My wife, Elizabeth, is very good at choosing just the right time to sow fall greens. Sow them too early and they won’t germinate if there’s a dry spell. Sow them too late and they won’t mature in time. This year she decided to set the seeds out on Aug. 3. The garden bed she used is about 20 feet long by 4 feet wide. It has as of now produced enough greens to feed a small country.
There are both turnip greens and rape. She had intended to set out kale, our favorite, as well, but the salesman at Clampitt’s Hardware here in Bryson City slipped up and gave her a double order of turnip green seeds. Rape, in our opinion, withstands hard cold better than any other fall green. Some years it will still be producing suitable leaves into February.
The problem this year is that we haven’t really had any hard frosts to sweeten up the greens. We started eating some back in early October, but they haven’t been first rate. Now, however, the frosts are starting to come. Before long cooked greens will be a part of every evening meal.

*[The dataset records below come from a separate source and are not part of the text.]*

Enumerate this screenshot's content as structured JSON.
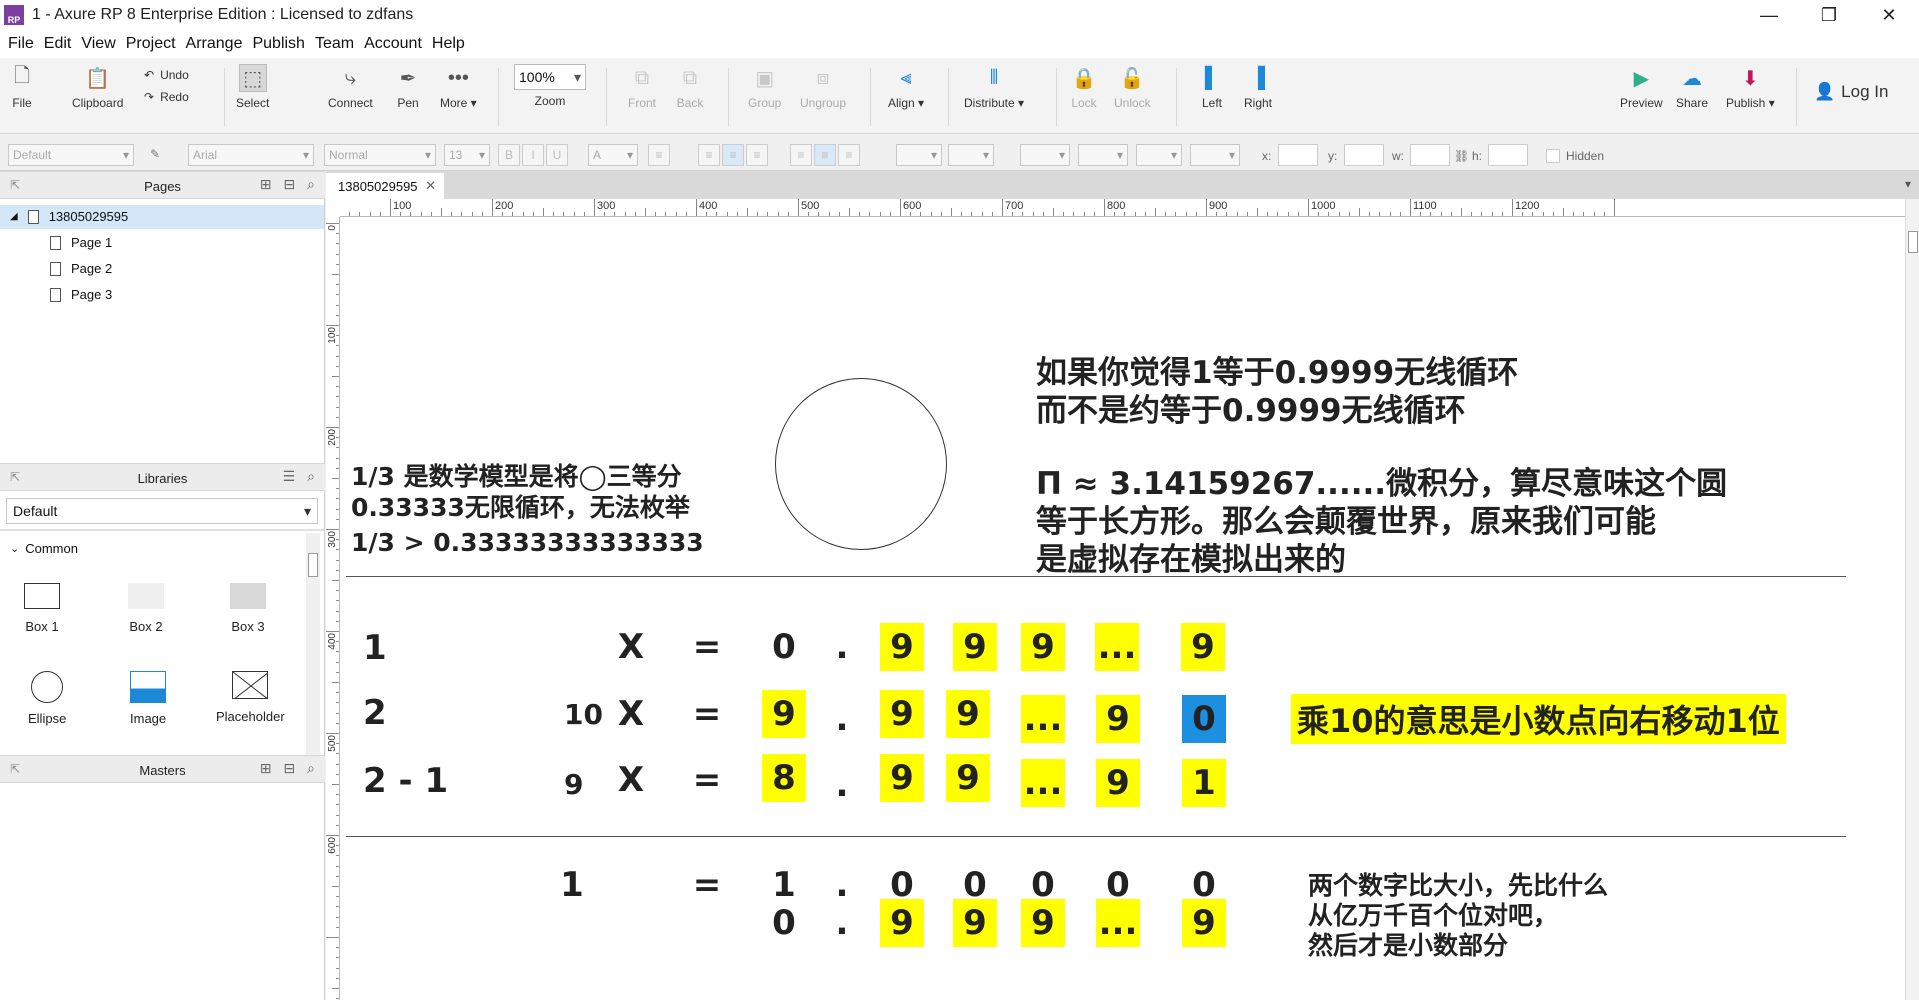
{
  "window": {
    "title": "1 - Axure RP 8 Enterprise Edition : Licensed to zdfans",
    "app_icon": "RP"
  },
  "menu": [
    "File",
    "Edit",
    "View",
    "Project",
    "Arrange",
    "Publish",
    "Team",
    "Account",
    "Help"
  ],
  "toolbar": {
    "file": "File",
    "clipboard": "Clipboard",
    "undo": "Undo",
    "redo": "Redo",
    "select": "Select",
    "connect": "Connect",
    "pen": "Pen",
    "more": "More ▾",
    "zoom_value": "100%",
    "zoom": "Zoom",
    "front": "Front",
    "back": "Back",
    "group": "Group",
    "ungroup": "Ungroup",
    "align": "Align ▾",
    "distribute": "Distribute ▾",
    "lock": "Lock",
    "unlock": "Unlock",
    "left": "Left",
    "right": "Right",
    "preview": "Preview",
    "share": "Share",
    "publish": "Publish ▾",
    "login": "Log In"
  },
  "formatbar": {
    "style": "Default",
    "font": "Arial",
    "weight": "Normal",
    "size": "13",
    "x": "x:",
    "y": "y:",
    "w": "w:",
    "h": "h:",
    "hidden": "Hidden"
  },
  "pages_panel": {
    "title": "Pages",
    "root": "13805029595",
    "items": [
      "Page 1",
      "Page 2",
      "Page 3"
    ]
  },
  "libraries_panel": {
    "title": "Libraries",
    "selected": "Default",
    "group": "Common",
    "widgets": [
      {
        "label": "Box 1"
      },
      {
        "label": "Box 2"
      },
      {
        "label": "Box 3"
      },
      {
        "label": "Ellipse"
      },
      {
        "label": "Image"
      },
      {
        "label": "Placeholder"
      }
    ]
  },
  "masters_panel": {
    "title": "Masters"
  },
  "canvas": {
    "tab": "13805029595",
    "ruler_h": [
      "100",
      "200",
      "300",
      "400",
      "500",
      "600",
      "700",
      "800",
      "900",
      "1000",
      "1100",
      "1200"
    ],
    "ruler_v": [
      "0",
      "100",
      "200",
      "300",
      "400",
      "500",
      "600"
    ],
    "left_text": [
      "1/3  是数学模型是将◯三等分",
      "0.33333无限循环，无法枚举"
    ],
    "compare": "1/3   >  0.33333333333333",
    "right_text": [
      "如果你觉得1等于0.9999无线循环",
      "而不是约等于0.9999无线循环"
    ],
    "pi_text": [
      "Π ≈  3.14159267......微积分，算尽意味这个圆",
      "等于长方形。那么会颠覆世界，原来我们可能",
      "是虚拟存在模拟出来的"
    ],
    "row1": {
      "label": "1",
      "var": "X",
      "eq": "=",
      "lead": "0",
      "dot": ".",
      "d1": "9",
      "d2": "9",
      "d3": "9",
      "dots": "...",
      "last": "9"
    },
    "row2": {
      "label": "2",
      "coef": "10",
      "var": "X",
      "eq": "=",
      "lead": "9",
      "dot": ".",
      "d1": "9",
      "d2": "9",
      "dots": "...",
      "d3": "9",
      "last": "0"
    },
    "row3": {
      "label": "2 - 1",
      "coef": "9",
      "var": "X",
      "eq": "=",
      "lead": "8",
      "dot": ".",
      "d1": "9",
      "d2": "9",
      "dots": "...",
      "d3": "9",
      "last": "1"
    },
    "note": "乘10的意思是小数点向右移动1位",
    "row4": {
      "a": "1",
      "eq": "=",
      "lead": "1",
      "dot": ".",
      "z1": "0",
      "z2": "0",
      "z3": "0",
      "z4": "0",
      "z5": "0"
    },
    "row5": {
      "lead": "0",
      "dot": ".",
      "d1": "9",
      "d2": "9",
      "d3": "9",
      "dots": "...",
      "last": "9"
    },
    "bottom_text": [
      "两个数字比大小，先比什么",
      "从亿万千百个位对吧，",
      "然后才是小数部分"
    ]
  }
}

My friend Duane Oliver has a nice recipe for “Turnip Greens with Hog Jowl” in his book Cooking on Hazel Creek (Hazelwood NC: 1990):
• 1/2 lb ham hock or fresh hog jowl
• 1 lb mustard greens
• chopped onions
• 1 lb or more young turnip tops
“Wash mustard greens and put in pot with meat and barely enough water to cover. Cook until meat is tender. Wash and drain turnip tops, boil in separate pot until tender. Add to meat pot & simmer a few minutes. Drain. Place on platter & cover with chopped onions. The juice is called ‘pot likker’ and is good to sop bread in.”
Duane knows very well what hog jowl is, and he was remiss in not describing it for the many (these days) who don’t have a clue. Hog jowl is the cheek of a hog, which is usually cut into squares before being cured and smoked. Hog jowl (properly pronounced “jole”) is generally only available in the South. It’s fatter than bacon but can be cut into strips and fried in the same manner. It’s also used to flavor stews, bean dishes, and the like. Turnip greens, black-eyed peas, and hog jowl, eaten as New Year comes in, are supposed to bring about good luck and prosperity for the coming year.
Old-timers procured hog jowl before preparing “souse” or “headcheese.” The meat extracted from a hog’s head after extensive boiling was run through a food chopper and thoroughly seasoned with ground red and black peppers, salt, onion, garlic, sage, vinegar and the like to make “souse.”
The hog’s jowls could have been incorporated into the “souse,” of course, but most old-timers set it aside as a delicacy to season their fall greens.